By Holly Gonzalez ’15
Many St. Mary’s College students return from studying abroad with a passion to serve the needs they encountered during their stay. In honor of World Health Day (April 7), we are highlighting the efforts of students who are contributing to improving conditions related to health in The Gambia, the West African country they’ve become familiar with through the PEACE educational and cultural exchange program here at St. Mary’s, and the efforts of one student who is leading health research in the Turkana region of Kenya.
Antoinette Gabriela Caliguri ’17
While studying abroad in the summer 2014, Gabriela volunteered at the Bakau Newtown Lower Basic School, where she became aware of a financial need to rebuild toilet facilities destroyed by heavy rains. Upon her return to the states, Gabriela reached out to the St. Mary’s College Gambian Culture Club, led by Eliza Fletcher ’15, in order to raise the funds. Their successful fundraiser brought in nearly $600 that has been sent to the school headmistress and was warmly received.
Rylinn Sorini ’16
Rylinn shared her experiences in the intercultural exchange PEACE program at her church. Through sharing her story, she received generous contributions for basic surgical and medical supplies for the surgery theatre at Edward Francis Small Teaching Hospital in Banjul.
Ashley Dam ’17
Ashley, a Desousa-Brent Scholar, studied in The Gambia summer 2014 through a Gilman Grant. Upon her return to the states, she raised funds for the Labor and Delivery Ward at Edward Francis Small Teaching Hospital. While interning at the ward, Ashley noticed a need for newborn receiving blankets, as she witnessed parents bringing their own blankets to the hospital or risk the chance of their babies catching pneumonia or a cold. The funds will purchase newborn receiving blankets and like materials to be given to mothers in need.
Anna Passaniti ’16
Anna spent six and half months in The Gambia last year studying anthropology. She left the country with a desire to explore further subfields including medical anthropology. This spring semester, Anna is studying at the renowned Turkana Basin Institute Field School in Kenya. Anna is conducting an independent research project on the epidemiology of trachoma prevention in Turkana.
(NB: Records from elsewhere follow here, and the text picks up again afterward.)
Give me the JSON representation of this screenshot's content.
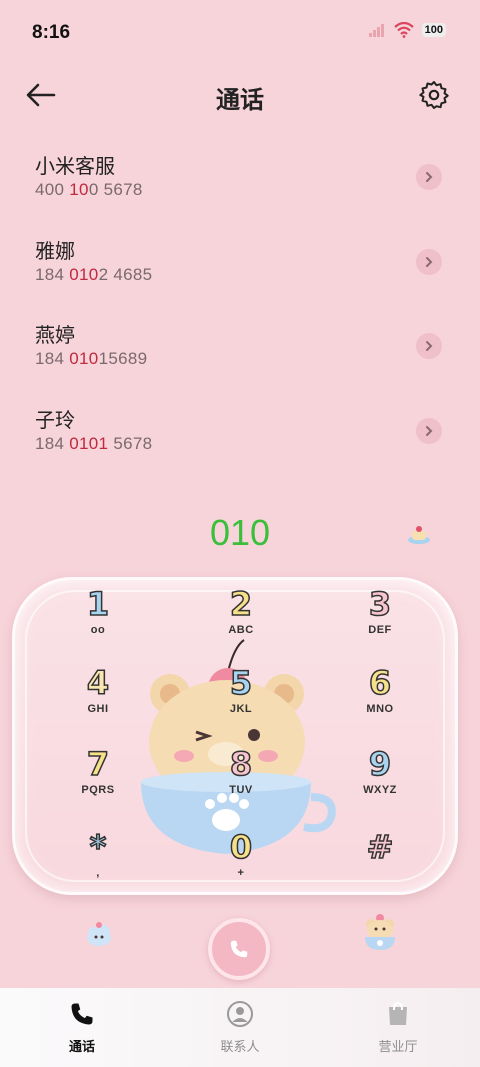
{
  "status_bar": {
    "time": "8:16",
    "battery": "100"
  },
  "header": {
    "title": "通话",
    "back_icon": "arrow-left-icon",
    "settings_icon": "gear-icon"
  },
  "contacts": [
    {
      "name": "小米客服",
      "number_parts": [
        "400 ",
        "10",
        "0 5678"
      ]
    },
    {
      "name": "雅娜",
      "number_parts": [
        "184 ",
        "010",
        "2 4685"
      ]
    },
    {
      "name": "燕婷",
      "number_parts": [
        "184 ",
        "010",
        "15689"
      ]
    },
    {
      "name": "子玲",
      "number_parts": [
        "184 ",
        "0101",
        " 5678"
      ]
    }
  ],
  "dialer": {
    "display": "010"
  },
  "keys": [
    {
      "digit": "1",
      "letters": "oo",
      "color": "#a9d4f0"
    },
    {
      "digit": "2",
      "letters": "ABC",
      "color": "#f6e08a"
    },
    {
      "digit": "3",
      "letters": "DEF",
      "color": "#f7c4cf"
    },
    {
      "digit": "4",
      "letters": "GHI",
      "color": "#f9e7b0"
    },
    {
      "digit": "5",
      "letters": "JKL",
      "color": "#a9d4f0"
    },
    {
      "digit": "6",
      "letters": "MNO",
      "color": "#f6e08a"
    },
    {
      "digit": "7",
      "letters": "PQRS",
      "color": "#f6e08a"
    },
    {
      "digit": "8",
      "letters": "TUV",
      "color": "#f7c4cf"
    },
    {
      "digit": "9",
      "letters": "WXYZ",
      "color": "#a9d4f0"
    },
    {
      "digit": "*",
      "letters": ",",
      "color": "#a9d4f0"
    },
    {
      "digit": "0",
      "letters": "+",
      "color": "#f6e08a"
    },
    {
      "digit": "#",
      "letters": "",
      "color": "#f7c4cf"
    }
  ],
  "nav": [
    {
      "label": "通话",
      "icon": "phone-icon",
      "active": true
    },
    {
      "label": "联系人",
      "icon": "person-icon",
      "active": false
    },
    {
      "label": "营业厅",
      "icon": "shopping-bag-icon",
      "active": false
    }
  ],
  "colors": {
    "background": "#f7d3da",
    "highlight": "#c0293e",
    "dial_text": "#3bbf3b"
  }
}
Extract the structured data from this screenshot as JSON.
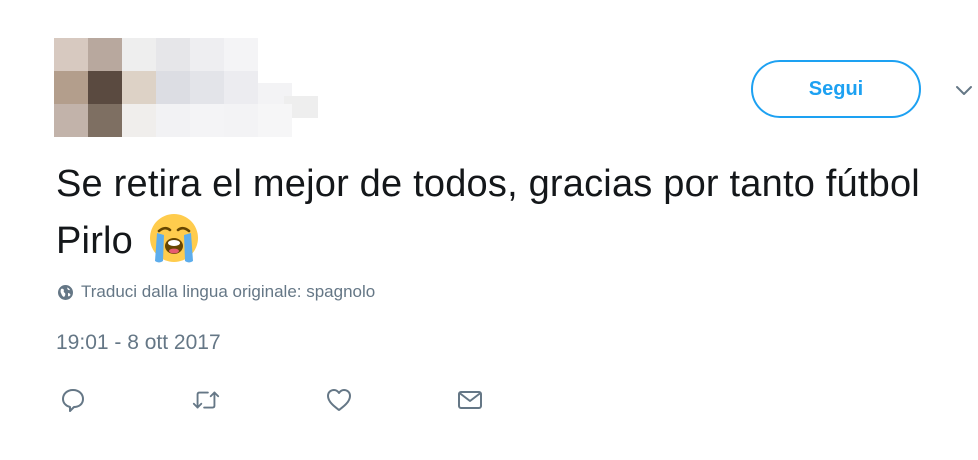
{
  "header": {
    "follow_label": "Segui"
  },
  "tweet": {
    "text": "Se retira el mejor de todos, gracias por tanto fútbol Pirlo",
    "emoji_name": "loudly-crying-face",
    "translate_label": "Traduci dalla lingua originale: spagnolo",
    "timestamp": "19:01 - 8 ott 2017"
  },
  "actions": {
    "icons": [
      "reply-icon",
      "retweet-icon",
      "like-icon",
      "direct-message-icon"
    ]
  },
  "colors": {
    "accent": "#1da1f2",
    "text": "#14171a",
    "secondary": "#657786"
  }
}
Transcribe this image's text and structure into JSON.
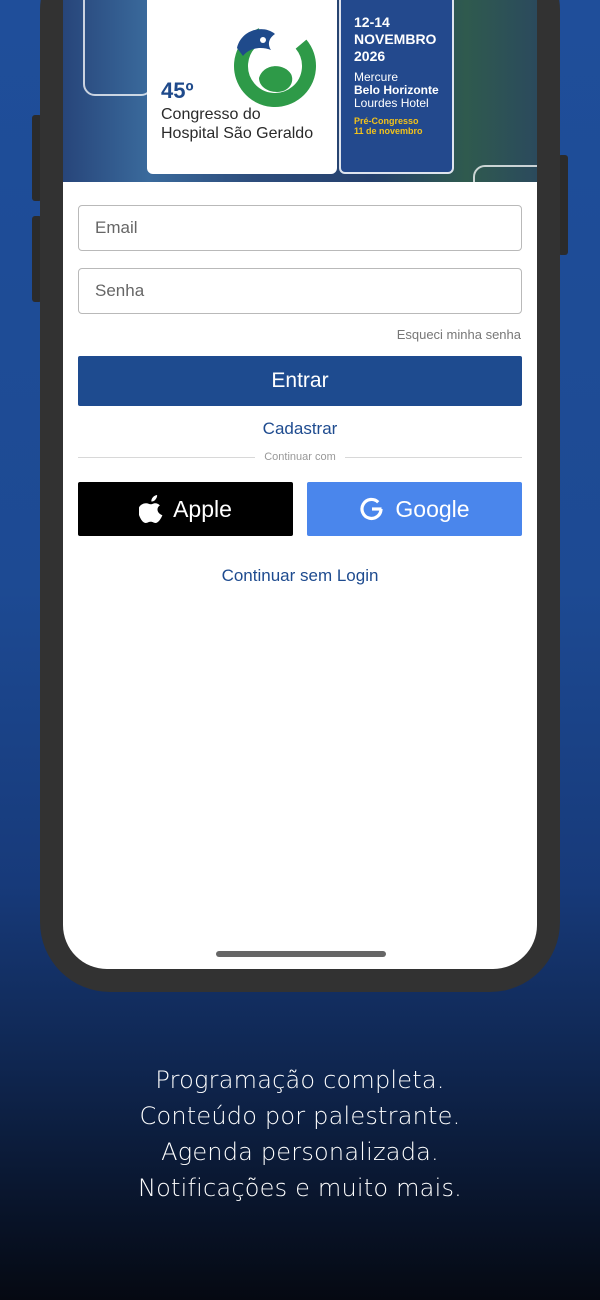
{
  "banner": {
    "ordinal": "45º",
    "congress_line1": "Congresso do",
    "congress_line2": "Hospital São Geraldo",
    "date_line1": "12-14",
    "date_line2": "NOVEMBRO",
    "date_line3": "2026",
    "venue_line1": "Mercure",
    "venue_line2": "Belo Horizonte",
    "venue_line3": "Lourdes Hotel",
    "pre_line1": "Pré-Congresso",
    "pre_line2": "11 de novembro",
    "colors": {
      "logo_blue": "#1f4a8b",
      "logo_green": "#2e9a48",
      "accent_yellow": "#f2c21b"
    }
  },
  "login": {
    "email_placeholder": "Email",
    "password_placeholder": "Senha",
    "forgot_label": "Esqueci minha senha",
    "submit_label": "Entrar",
    "register_label": "Cadastrar",
    "divider_label": "Continuar com",
    "apple_label": "Apple",
    "google_label": "Google",
    "guest_label": "Continuar sem Login",
    "primary_color": "#1e4b8f",
    "google_color": "#4a86ec",
    "apple_color": "#000000"
  },
  "tagline": {
    "line1": "Programação completa.",
    "line2": "Conteúdo por palestrante.",
    "line3": "Agenda personalizada.",
    "line4": "Notificações e muito mais."
  }
}
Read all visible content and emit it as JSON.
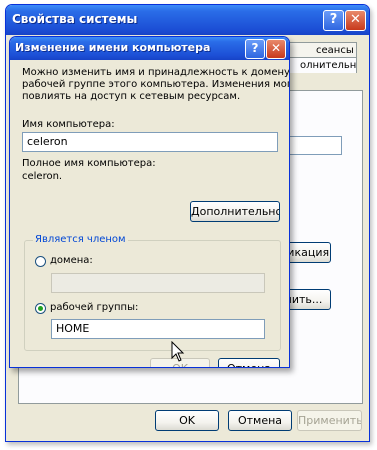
{
  "back_window": {
    "title": "Свойства системы",
    "tabs_right": [
      "сеансы",
      "олнительно"
    ],
    "buttons": {
      "ok": "OK",
      "cancel": "Отмена",
      "apply": "Применить"
    },
    "partial_buttons": {
      "identify": "фикация",
      "change": "нить..."
    }
  },
  "dialog": {
    "title": "Изменение имени компьютера",
    "help_glyph": "?",
    "close_glyph": "✕",
    "description": [
      "Можно изменить имя и принадлежность к домену или",
      "рабочей группе этого компьютера. Изменения могут",
      "повлиять на доступ к сетевым ресурсам."
    ],
    "computer_name_label": "Имя компьютера:",
    "computer_name_value": "celeron",
    "full_name_label": "Полное имя компьютера:",
    "full_name_value": "celeron.",
    "more_button": "Дополнительно...",
    "member_of": {
      "legend": "Является членом",
      "domain_label": "домена:",
      "domain_value": "",
      "workgroup_label": "рабочей группы:",
      "workgroup_value": "HOME",
      "selected": "workgroup"
    },
    "ok_button": "OK",
    "cancel_button": "Отмена"
  },
  "colors": {
    "title_blue": "#1c4fd6",
    "dialog_bg": "#ece9d8",
    "legend_blue": "#0046d5"
  }
}
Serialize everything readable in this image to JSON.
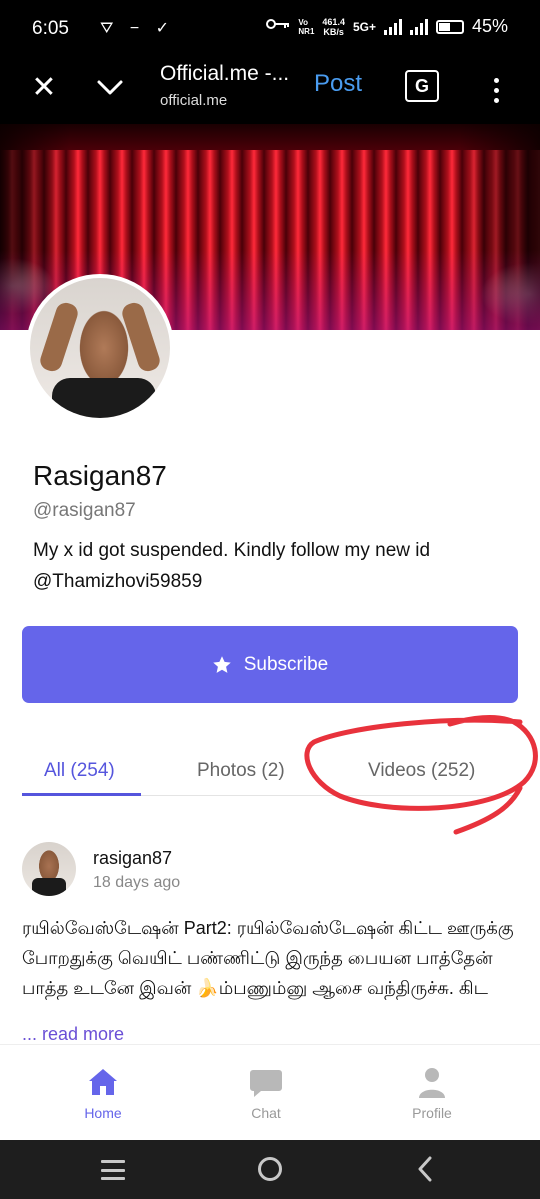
{
  "status_bar": {
    "time": "6:05",
    "left_icons": "⛛ − ✓",
    "volte": "Vo\nNR1",
    "net_speed": "461.4\nKB/s",
    "network": "5G+",
    "battery": "45%"
  },
  "browser": {
    "title": "Official.me -...",
    "url": "official.me",
    "post_label": "Post",
    "translate_label": "G"
  },
  "profile": {
    "display_name": "Rasigan87",
    "handle": "@rasigan87",
    "bio": "My x id got suspended. Kindly follow my new id @Thamizhovi59859",
    "subscribe_label": "Subscribe"
  },
  "tabs": [
    {
      "label": "All (254)"
    },
    {
      "label": "Photos (2)"
    },
    {
      "label": "Videos (252)"
    }
  ],
  "post": {
    "username": "rasigan87",
    "time": "18 days ago",
    "text": "ரயில்வேஸ்டேஷன் Part2: ரயில்வேஸ்டேஷன் கிட்ட ஊருக்கு போறதுக்கு வெயிட் பண்ணிட்டு இருந்த பையன பாத்தேன் பாத்த உடனே இவன் 🍌ம்பணும்னு ஆசை வந்திருச்சு. கிட",
    "read_more": "... read more"
  },
  "bottom_nav": {
    "home": "Home",
    "chat": "Chat",
    "profile": "Profile"
  },
  "colors": {
    "accent": "#6565ea",
    "annotation": "#e8323c",
    "link": "#4a9cf0"
  }
}
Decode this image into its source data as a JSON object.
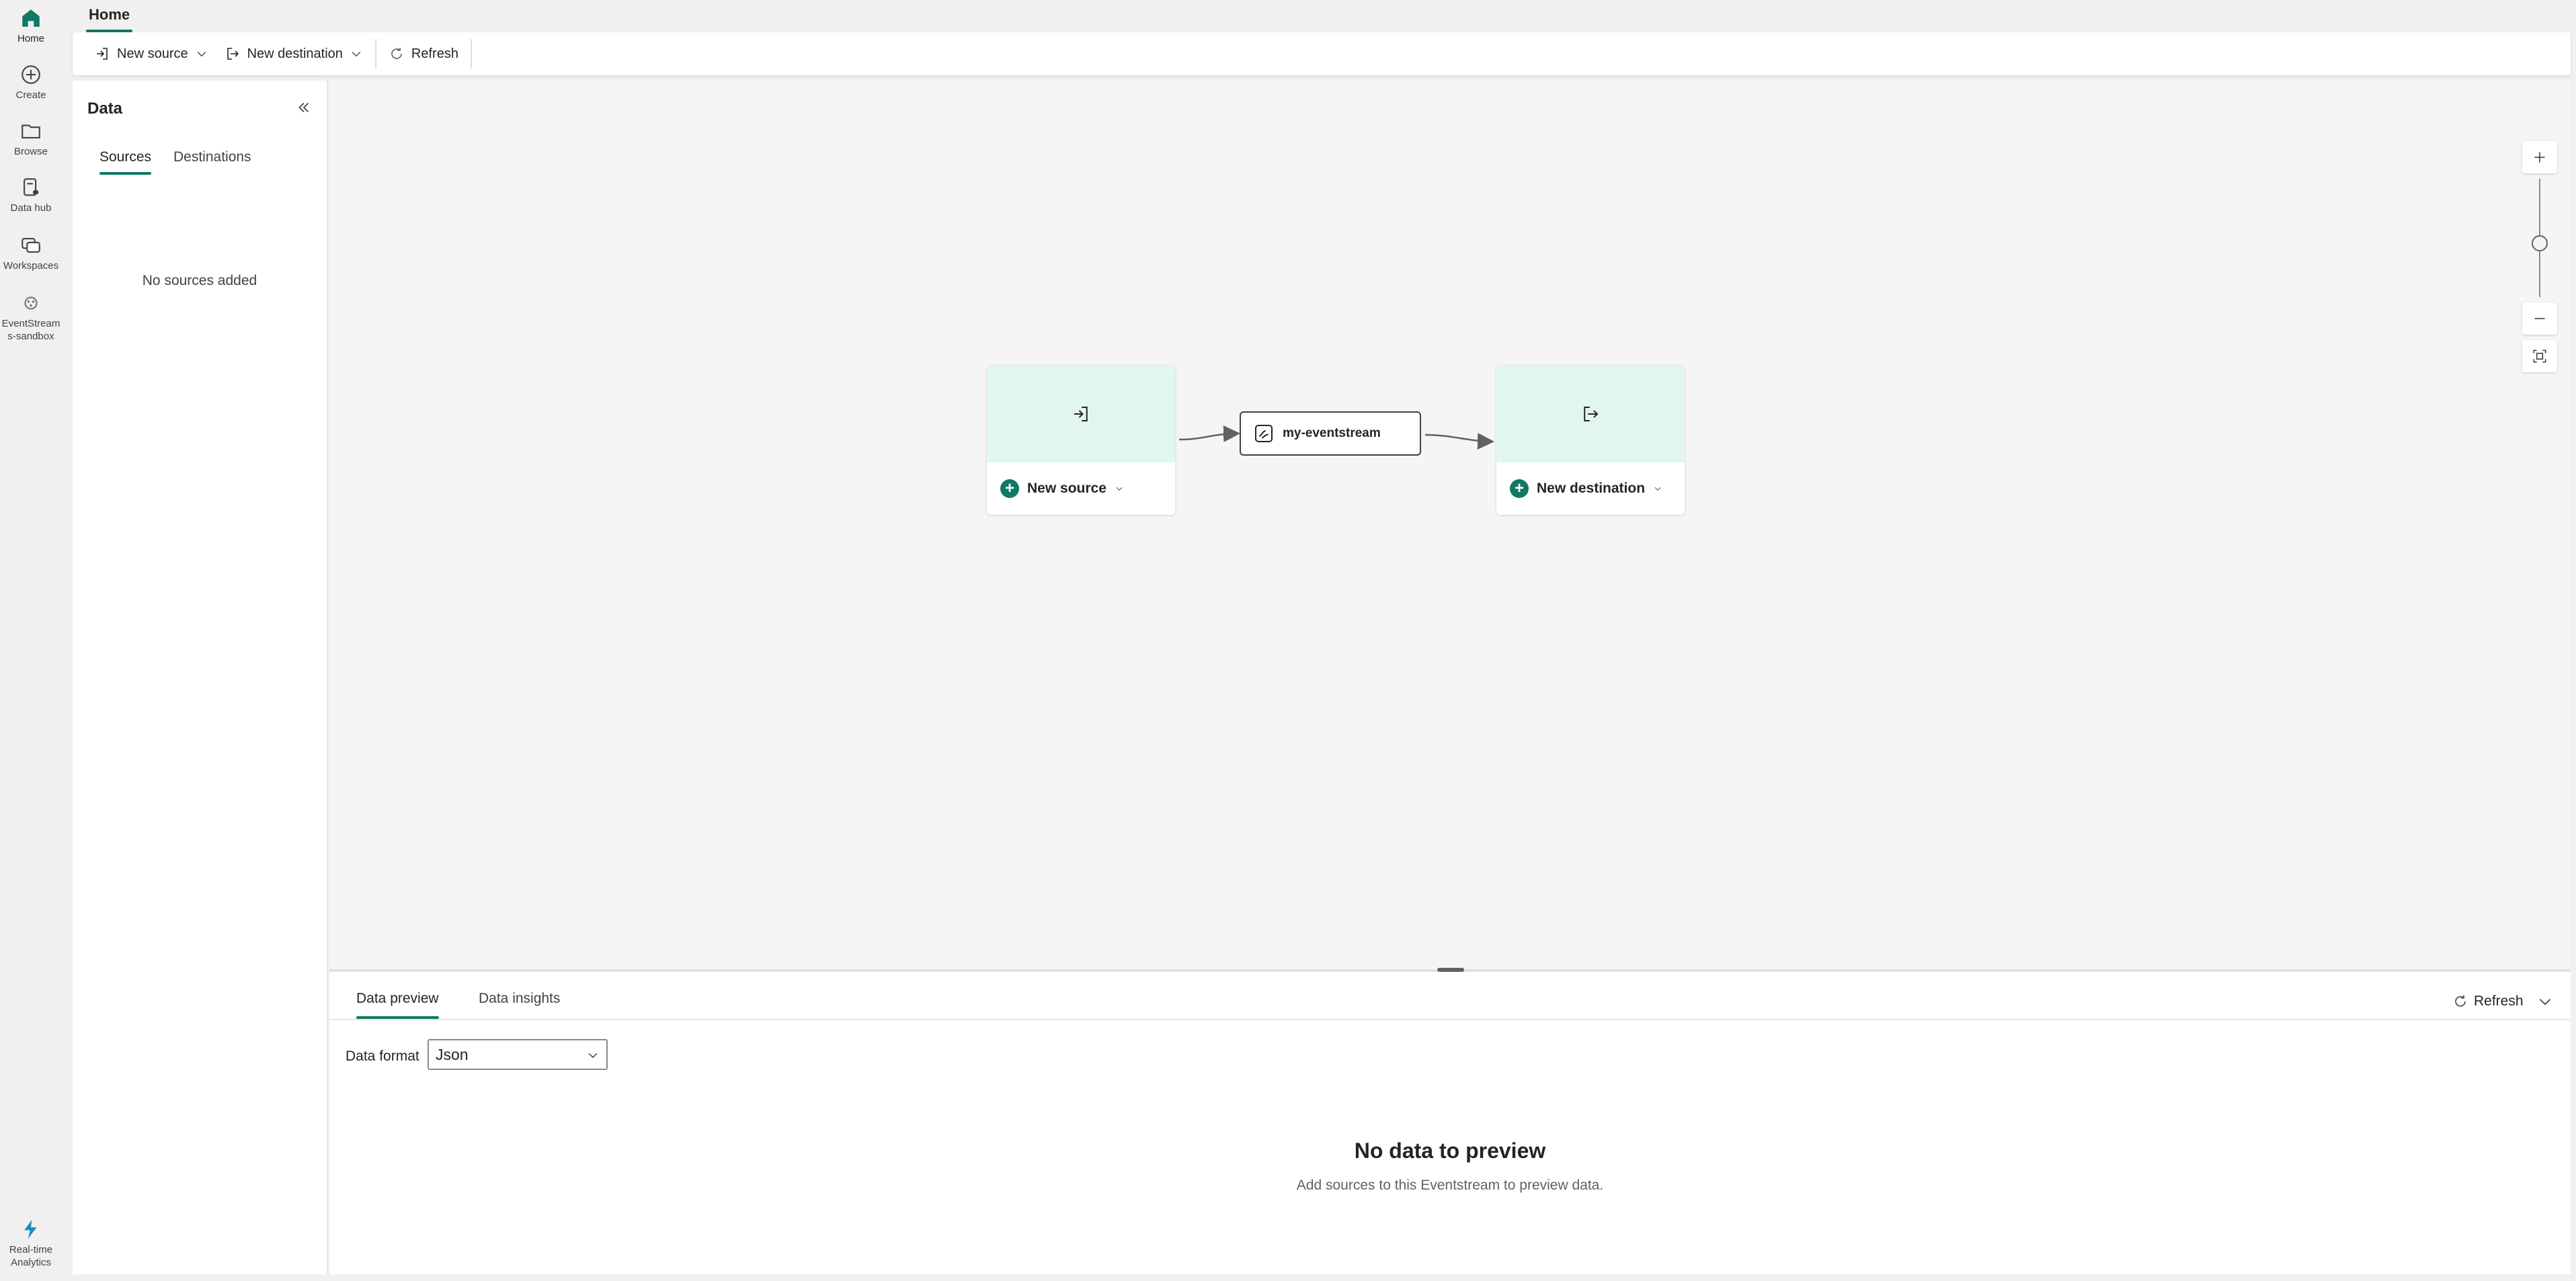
{
  "rail": {
    "home": "Home",
    "create": "Create",
    "browse": "Browse",
    "datahub": "Data hub",
    "workspaces": "Workspaces",
    "workspace_line1": "EventStream",
    "workspace_line2": "s-sandbox",
    "experience_line1": "Real-time",
    "experience_line2": "Analytics"
  },
  "tabs": {
    "home": "Home"
  },
  "ribbon": {
    "new_source": "New source",
    "new_destination": "New destination",
    "refresh": "Refresh"
  },
  "data_panel": {
    "title": "Data",
    "tabs": [
      "Sources",
      "Destinations"
    ],
    "empty": "No sources added"
  },
  "canvas": {
    "source_label": "New source",
    "stream_name": "my-eventstream",
    "destination_label": "New destination"
  },
  "preview": {
    "tabs": [
      "Data preview",
      "Data insights"
    ],
    "refresh": "Refresh",
    "format_label": "Data format",
    "format_value": "Json",
    "empty_title": "No data to preview",
    "empty_sub": "Add sources to this Eventstream to preview data."
  },
  "colors": {
    "accent": "#117865",
    "node_fill": "#e1f6ef"
  }
}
Trachoma, an infectious disease affecting the eyes, is one of the world’s leading causes of preventable blindness. The disease is prevalent in developing areas such as Turkana, where the land is arid and water sources are scarce. Through her research, Anna has been gaining an understanding of the existing local perspectives on the awareness of trachoma, and its treatment and prevention. Anna says that Trachoma prevention has not yet been studied in the Turkana region, thus she is sharing her research with local health clinics.